Property boss who hid fraud prison past resigns

Marc Waddington
BBC News
UGC Scott El Paraiso, who is tanned and wearing a beard and a white shirt, sits looking into the camera on a Zoom call with leaseholders in June 2024UGC
Scott El Paraiso has resigned from Urban Evolution following a BBC investigation

A property boss who hid his criminal past behind a new identity has resigned from his company following a BBC investigation.

Scott El Paraiso, who was jailed under his original name of Adam Minett over a £25,000 fraud in 2009, had been running Merseyside-based property firm Urban Evolution Property Management.

The Merseyside-based firm was accused by leaseholders in a Liverpool student block of exploiting fire safety concerns to try to get them to sell for less than they paid for their flats - something Mr El Paraiso and firm denied.

In a statement this week, Urban Evolution said it had been the victim of a "smear campaign", that Mr El Paraiso, 41, was stepping down to focus on representing leaseholders elsewhere, and that the company was planning a rebrand.

In a statement published on its website, Urban Evolution claimed it had been attacked for "putting lives before profit".

'Rebrand'

Its co-founder Ross Spencer said: "As a result of this smear campaign launched against us, we plan to rebrand the company in the coming days and Scott El Paraiso has decided to resign from his duties.

"Scott has multiple high value court cases underway representing over a thousand leaseholders.

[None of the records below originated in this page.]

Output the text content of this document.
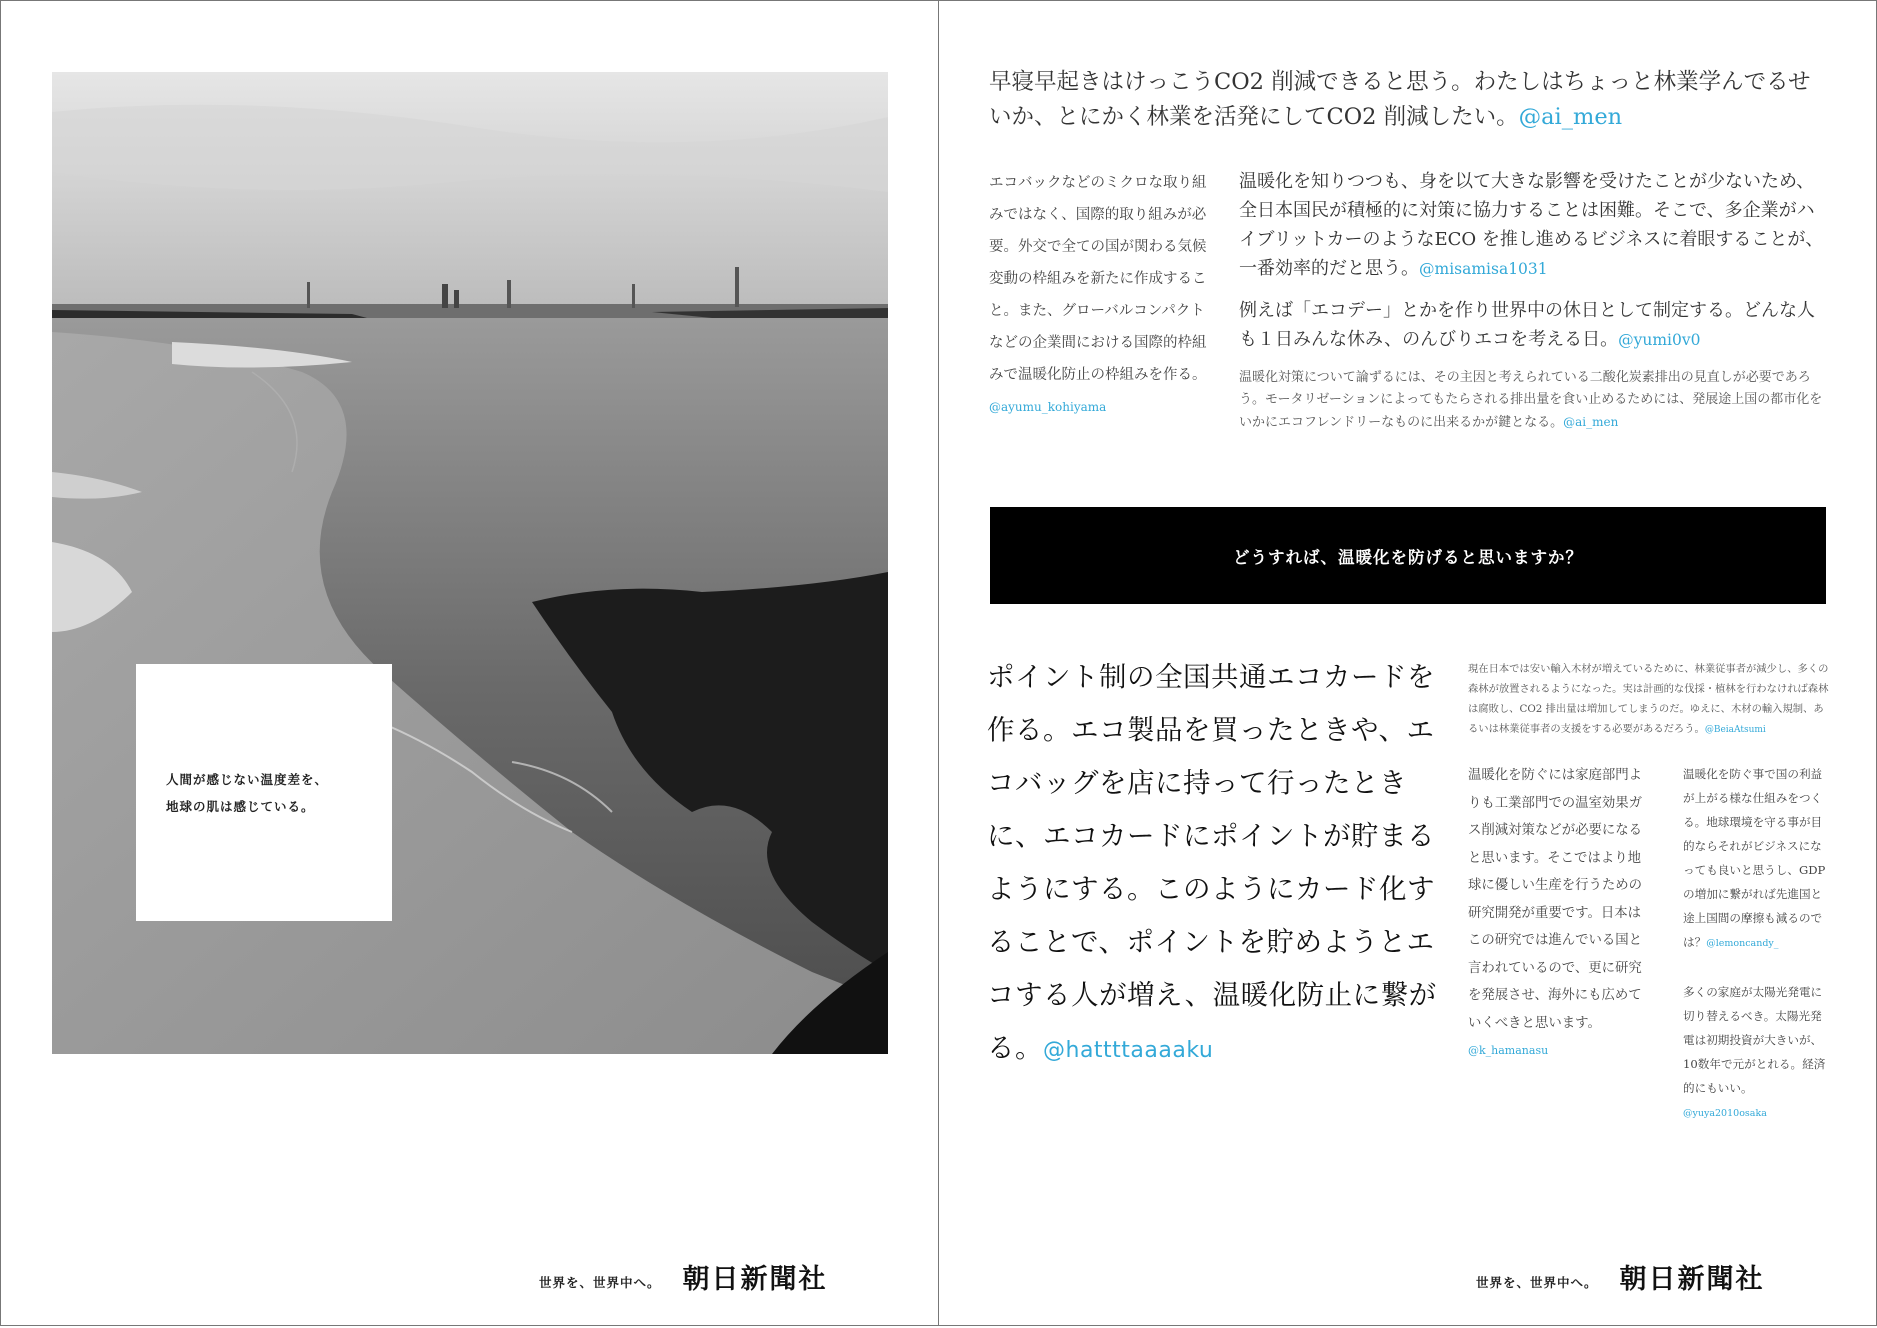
人間が感じない温度差を、
地球の肌は感じている。
世界を、世界中へ。 朝日新聞社
早寝早起きはけっこうCO2 削減できると思う。わたしはちょっと林業学んでるせいか、とにかく林業を活発にしてCO2 削減したい。@ai_men
エコバックなどのミクロな取り組みではなく、国際的取り組みが必要。外交で全ての国が関わる気候変動の枠組みを新たに作成すること。また、グローバルコンパクトなどの企業間における国際的枠組みで温暖化防止の枠組みを作る。@ayumu_kohiyama

温暖化を知りつつも、身を以て大きな影響を受けたことが少ないため、全日本国民が積極的に対策に協力することは困難。そこで、多企業がハイブリットカーのようなECO を推し進めるビジネスに着眼することが、一番効率的だと思う。@misamisa1031

例えば「エコデー」とかを作り世界中の休日として制定する。どんな人も１日みんな休み、のんびりエコを考える日。@yumi0v0

温暖化対策について論ずるには、その主因と考えられている二酸化炭素排出の見直しが必要であろう。モータリゼーションによってもたらされる排出量を食い止めるためには、発展途上国の都市化をいかにエコフレンドリーなものに出来るかが鍵となる。@ai_men

どうすれば、温暖化を防げると思いますか？
ポイント制の全国共通エコカードを作る。エコ製品を買ったときや、エコバッグを店に持って行ったときに、エコカードにポイントが貯まるようにする。このようにカード化することで、ポイントを貯めようとエコする人が増え、温暖化防止に繋がる。@hattttaaaaku
現在日本では安い輸入木材が増えているために、林業従事者が減少し、多くの森林が放置されるようになった。実は計画的な伐採・植林を行わなければ森林は腐敗し、CO2 排出量は増加してしまうのだ。ゆえに、木材の輸入規制、あるいは林業従事者の支援をする必要があるだろう。@BeiaAtsumi
温暖化を防ぐには家庭部門よりも工業部門での温室効果ガス削減対策などが必要になると思います。そこではより地球に優しい生産を行うための研究開発が重要です。日本はこの研究では進んでいる国と言われているので、更に研究を発展させ、海外にも広めていくべきと思います。@k_hamanasu

温暖化を防ぐ事で国の利益が上がる様な仕組みをつくる。地球環境を守る事が目的ならそれがビジネスになっても良いと思うし、GDP の増加に繋がれば先進国と途上国間の摩擦も減るのでは？@lemoncandy_

多くの家庭が太陽光発電に切り替えるべき。太陽光発電は初期投資が大きいが、10数年で元がとれる。経済的にもいい。@yuya2010osaka

世界を、世界中へ。 朝日新聞社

He still has their support and will continue to represent leaseholders across the country until these cases have come to a favourable conclusion."

Mr El Paraiso and Mr Spencer's company was accused by leaseholders in Arndale House, London Road, of exaggerating fire safety issues to pressure them into selling their units.

In Mr Spencer's statement about Mr El Paraiso's resignation, he maintained that Arndale House was "unsafe" and "high risk".

Earlier this month, Merseyside Fire And Rescue Service signed off remedial works undertaken by its new management firm, Haymarket, as complete.

UGC Adam Minett, in a photo taken in the mid-2000s, pours champagne out of a bottle while on a night out in a Liverpool nightclubUGC
Scott El Paraiso had denied to his customers at Sheffield's Sovereign and Newbank House development that he was previously Adam Minett and that he had a criminal record

A BBC investigation found that while Mr El Paraiso, from Wirral, claimed he might be able to bring in an Omani investor who had bought flats in a nearby building, the flats in the other building were actually bought by a network of companies controlled by Mr El Paraiso and Mr Spencer.

Mr El Paraiso also said that his Mr Al-Huseini had not actually bought any properties in the end, and that his name was being removed from the Companies House filings

A former student tenant of the company, Hamza Al-Huseini, told the BBC he believed his identity had been stolen in order to make it look as though dozens of companies controlled by Mr Spencer and Mr El Paraiso were actually owned by a foreign investor when they were buying up properties for as little as £5,000 each.

In response to the allegations, Mr El Paraiso claimed he had changed his name for personal reasons, not to hide his criminal past.

He and Urban Evolution also said students had only been advised to move out of Arndale House for their own safety, and that leaseholders had failed to pay for repairs to make it safe - which the leaseholders dispute. They said leaseholders were told of the possibility of selling their flats as a way for them to withdraw their investment once it was clear government funding to fix cladding issues was denied.

They also claimed the Mr Al-Huseini they had been working with was a different one to their former tenant and he did not end up buying the flats in the nearby building.

They claimed Mr Al-Huseini's name would be removed from Companies House filings, but did not respond to requests for evidence of his existence.

The exterior of Arndale House in London Road, Liverpool. It is a seven-storey block with a number of shops in the ground floor.
Leaseholders in Arndale House claimed Mr El Paraiso had lied exaggerated fire safety issues at the building to pressure them to sell their investments for less than they paid for them

Ahead of the BBC publishing its investigation into Mr El Paraiso and Urban Evolution, he offered up testimonials from leaseholders at Sovereign Newbank House in Sheffield, to whom he had denied having a former identity or criminal record when asked in 2022.

The BBC has seen evidence that Mr El Paraiso has since told them that "in the very distant past [he] made some errors of judgement" and that he was upset at having his "name dragged through the mud".

He also repeated his assertion that the Omani investor he had been dealing with was a different one to the person the BBC spoke to.

Companies House has now removed Mr Al-Huseini's name from documents indicating that he owned a company of which Mr El Paraiso and Mr Spencer are directors.

It told Mr Al-Huseini the company, BC Owner Holdings Ltd, had "no proper basis" for including his name on its paperwork.

Companies House has told the BBC that making false statements about who controls companies is a criminal offence.